An understanding of potential natural forest conditions is important for effective management of biodiversity and carbon stocks. Several authors have claimed that primary forest is still widespread in Europe, with primary forest defined as containing “no clearly visible indications of human activities and the ecological processes are not significantly disturbed”. We used palaeoecological methods to test these claims at selected potential primary forest sites in the European north temperate forest zone. We focus on the reconstruction of long-term tree diversity and major anthropogenic disturbance agencies including fire and clearance for agriculture. Both tree diversity and disturbance regime are key determinants of forest ecosystem services and can be reconstructed using analyses of plant macrofossils, pollen and charcoal fragments from dated sediments in very small basins under the tree canopy. Sites were selected from national parks and nature reserves where primary forest was one motive for protection.
Results/Conclusions
Almost all sites studied lost one or more of formerly dominant tree species following earlier periods of anthropogenic disturbance. Disturbance episodes included slash-and-burn agriculture and grazing of domestic animals which were of variable durations between c.150-4500 years ago. Tree taxa lost or severely reduced in population size varied among the sites, but always included combinations of Tilia cordata, T. platyphyllos, Ulmus, Quercus robur, Q. petraea, Corylus avellana, Taxus baccata, Alnus glutinosa, Acer platanoides, Pinussylvestris and Fraxinus excelsior.
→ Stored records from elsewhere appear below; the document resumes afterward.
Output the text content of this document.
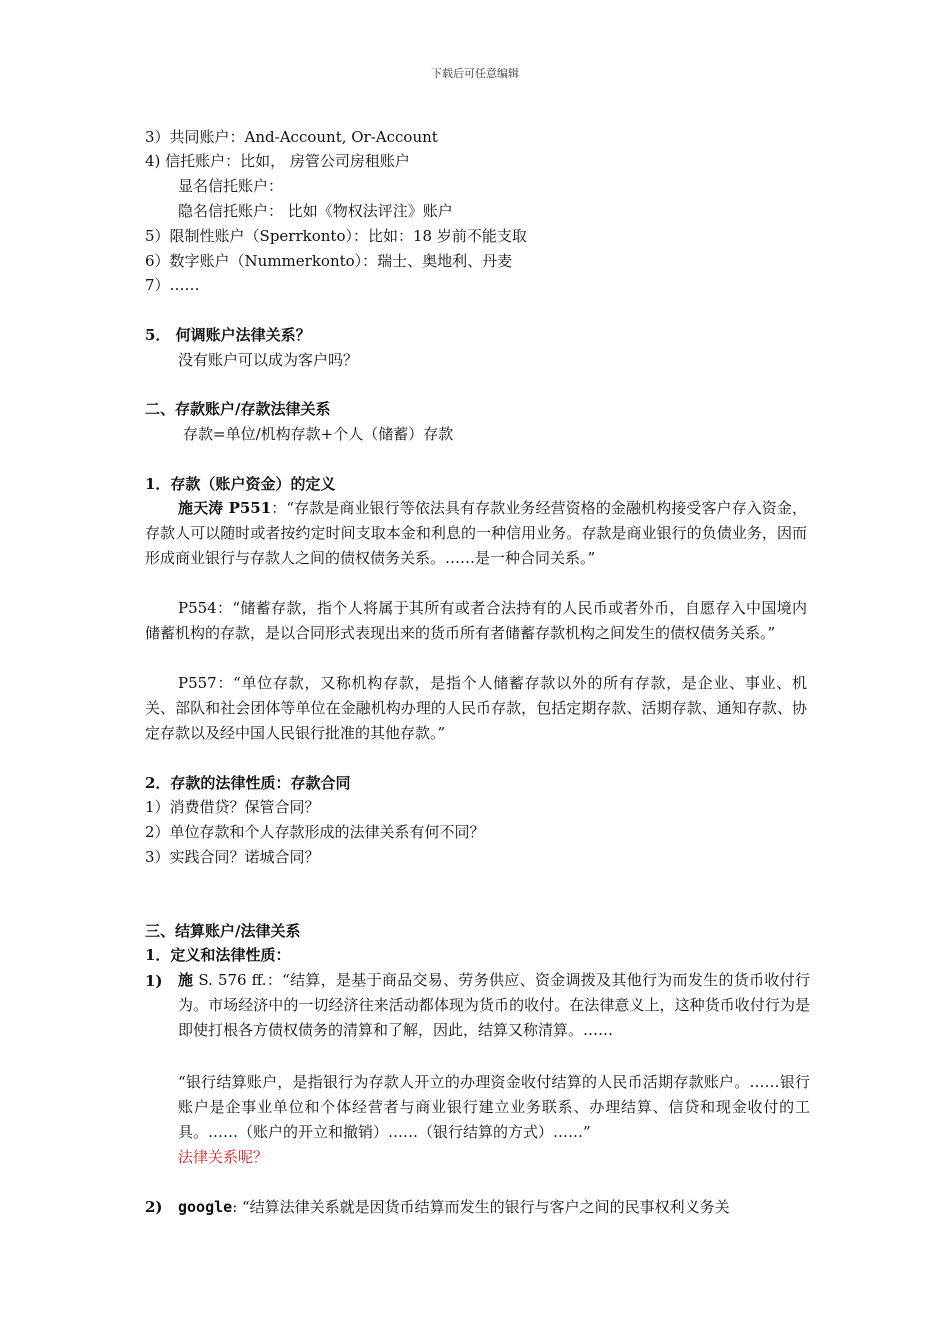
下载后可任意编辑
3）共同账户：And-Account, Or-Account
4) 信托账户：比如， 房管公司房租账户
显名信托账户：
隐名信托账户： 比如《物权法评注》账户
5）限制性账户（Sperrkonto）：比如：18 岁前不能支取
6）数字账户（Nummerkonto）：瑞士、奥地利、丹麦
7）……
5． 何调账户法律关系？
没有账户可以成为客户吗？
二、存款账户/存款法律关系
存款=单位/机构存款+个人（储蓄）存款
1．存款（账户资金）的定义

施天涛 P551：“存款是商业银行等依法具有存款业务经营资格的金融机构接受客户存入资金，存款人可以随时或者按约定时间支取本金和利息的一种信用业务。存款是商业银行的负债业务，因而形成商业银行与存款人之间的债权债务关系。……是一种合同关系。”

P554：“储蓄存款，指个人将属于其所有或者合法持有的人民币或者外币，自愿存入中国境内储蓄机构的存款，是以合同形式表现出来的货币所有者储蓄存款机构之间发生的债权债务关系。”

P557：“单位存款，又称机构存款，是指个人储蓄存款以外的所有存款，是企业、事业、机关、部队和社会团体等单位在金融机构办理的人民币存款，包括定期存款、活期存款、通知存款、协定存款以及经中国人民银行批准的其他存款。”

2．存款的法律性质：存款合同
1）消费借贷？保管合同？
2）单位存款和个人存款形成的法律关系有何不同？
3）实践合同？诺城合同？
三、结算账户/法律关系
1．定义和法律性质：
1) 施 S. 576 ff.：“结算，是基于商品交易、劳务供应、资金调拨及其他行为而发生的货币收付行为。市场经济中的一切经济往来活动都体现为货币的收付。在法律意义上，这种货币收付行为是即使打根各方债权债务的清算和了解，因此，结算又称清算。……
“银行结算账户，是指银行为存款人开立的办理资金收付结算的人民币活期存款账户。……银行账户是企事业单位和个体经营者与商业银行建立业务联系、办理结算、信贷和现金收付的工具。……（账户的开立和撤销）……（银行结算的方式）……”
法律关系呢？
2) google: “结算法律关系就是因货币结算而发生的银行与客户之间的民事权利义务关
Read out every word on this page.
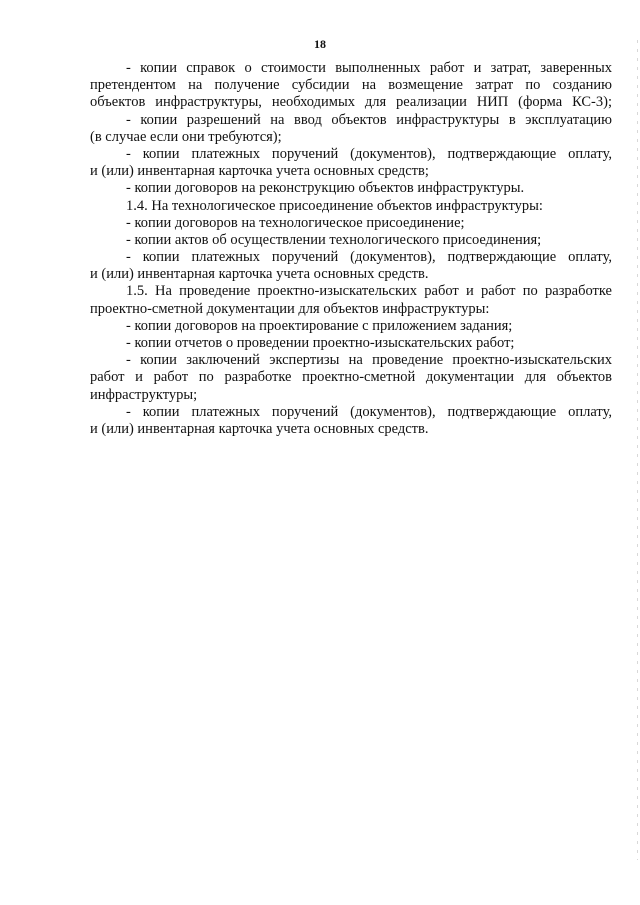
18
- копии справок о стоимости выполненных работ и затрат, заверенных
претендентом на получение субсидии на возмещение затрат по созданию
объектов инфраструктуры, необходимых для реализации НИП (форма КС-3);
- копии разрешений на ввод объектов инфраструктуры в эксплуатацию
(в случае если они требуются);
- копии платежных поручений (документов), подтверждающие оплату,
и (или) инвентарная карточка учета основных средств;
- копии договоров на реконструкцию объектов инфраструктуры.
1.4. На технологическое присоединение объектов инфраструктуры:
- копии договоров на технологическое присоединение;
- копии актов об осуществлении технологического присоединения;
- копии платежных поручений (документов), подтверждающие оплату,
и (или) инвентарная карточка учета основных средств.
1.5. На проведение проектно-изыскательских работ и работ по разработке
проектно-сметной документации для объектов инфраструктуры:
- копии договоров на проектирование с приложением задания;
- копии отчетов о проведении проектно-изыскательских работ;
- копии заключений экспертизы на проведение проектно-изыскательских
работ и работ по разработке проектно-сметной документации для объектов
инфраструктуры;
- копии платежных поручений (документов), подтверждающие оплату,
и (или) инвентарная карточка учета основных средств.
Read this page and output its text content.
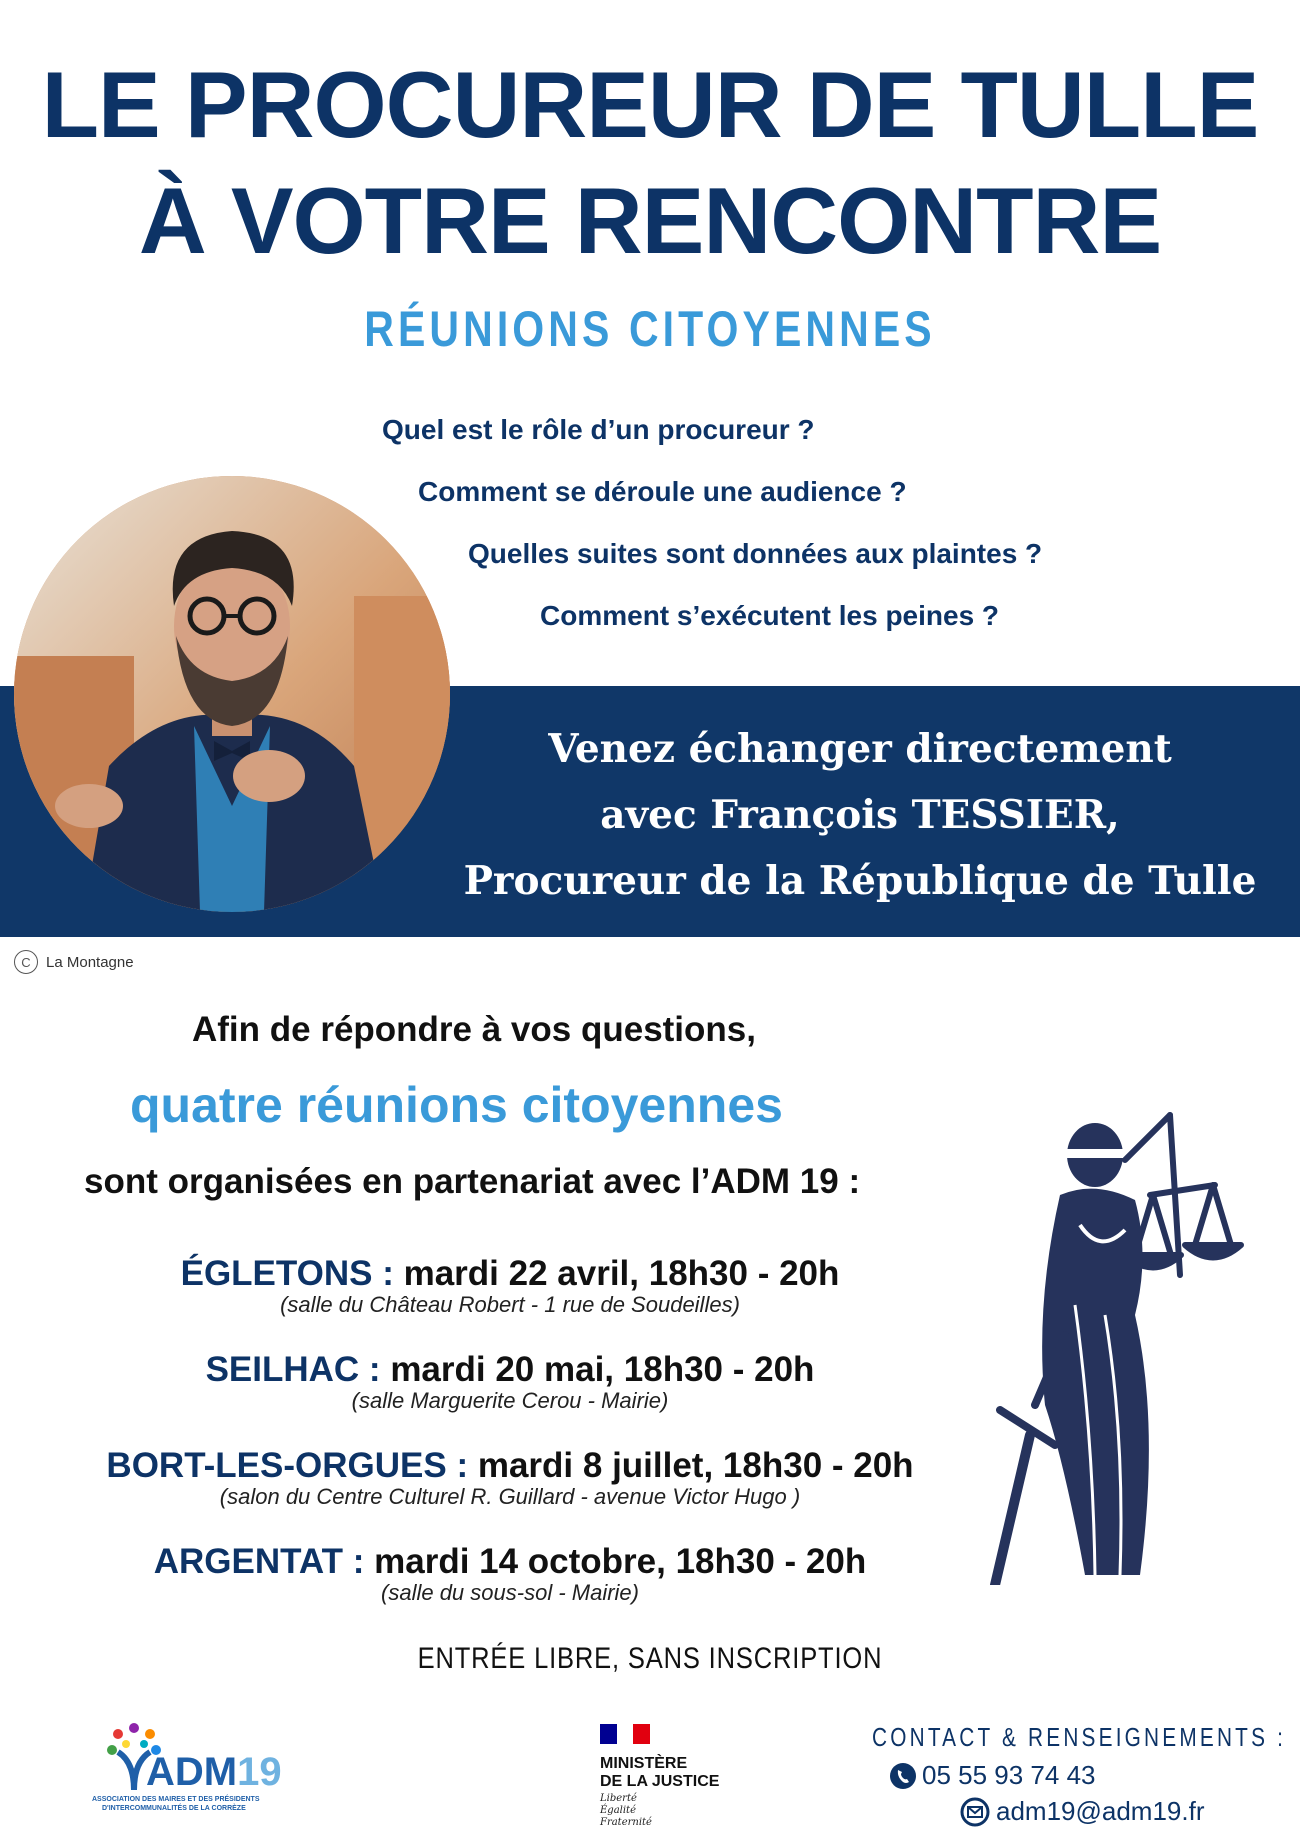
LE PROCUREUR DE TULLE
À VOTRE RENCONTRE
RÉUNIONS CITOYENNES
Quel est le rôle d’un procureur ?
Comment se déroule une audience ?
Quelles suites sont données aux plaintes ?
Comment s’exécutent les peines ?
Venez échanger directement
avec François TESSIER,
Procureur de la République de Tulle
C	La Montagne
Afin de répondre à vos questions,
quatre réunions citoyennes
sont organisées en partenariat avec l’ADM 19 :
ÉGLETONS : mardi 22 avril, 18h30 - 20h
(salle du Château Robert - 1 rue de Soudeilles)
SEILHAC : mardi 20 mai, 18h30 - 20h
(salle Marguerite Cerou - Mairie)
BORT-LES-ORGUES : mardi 8 juillet, 18h30 - 20h
(salon du Centre Culturel R. Guillard - avenue Victor Hugo )
ARGENTAT : mardi 14 octobre, 18h30 - 20h
(salle du sous-sol - Mairie)
ENTRÉE LIBRE, SANS INSCRIPTION
ADM19
ASSOCIATION DES MAIRES ET DES PRÉSIDENTS
D'INTERCOMMUNALITÉS DE LA CORRÈZE
MINISTÈRE
DE LA JUSTICE
Liberté
Égalité
Fraternité
CONTACT & RENSEIGNEMENTS :
05 55 93 74 43
adm19@adm19.fr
While climatic change was a likely contributory factor to species loss at the northern margins of the temperate zone, anthropogenic disturbance was the dominant cause of loss. We conclude that European natural temperate forest had greater tree diversity in the past. Reintroduction of lost tree species at individual sites based on the palaeoecological record is recommended as a justifiable measure in forest restoration programmes.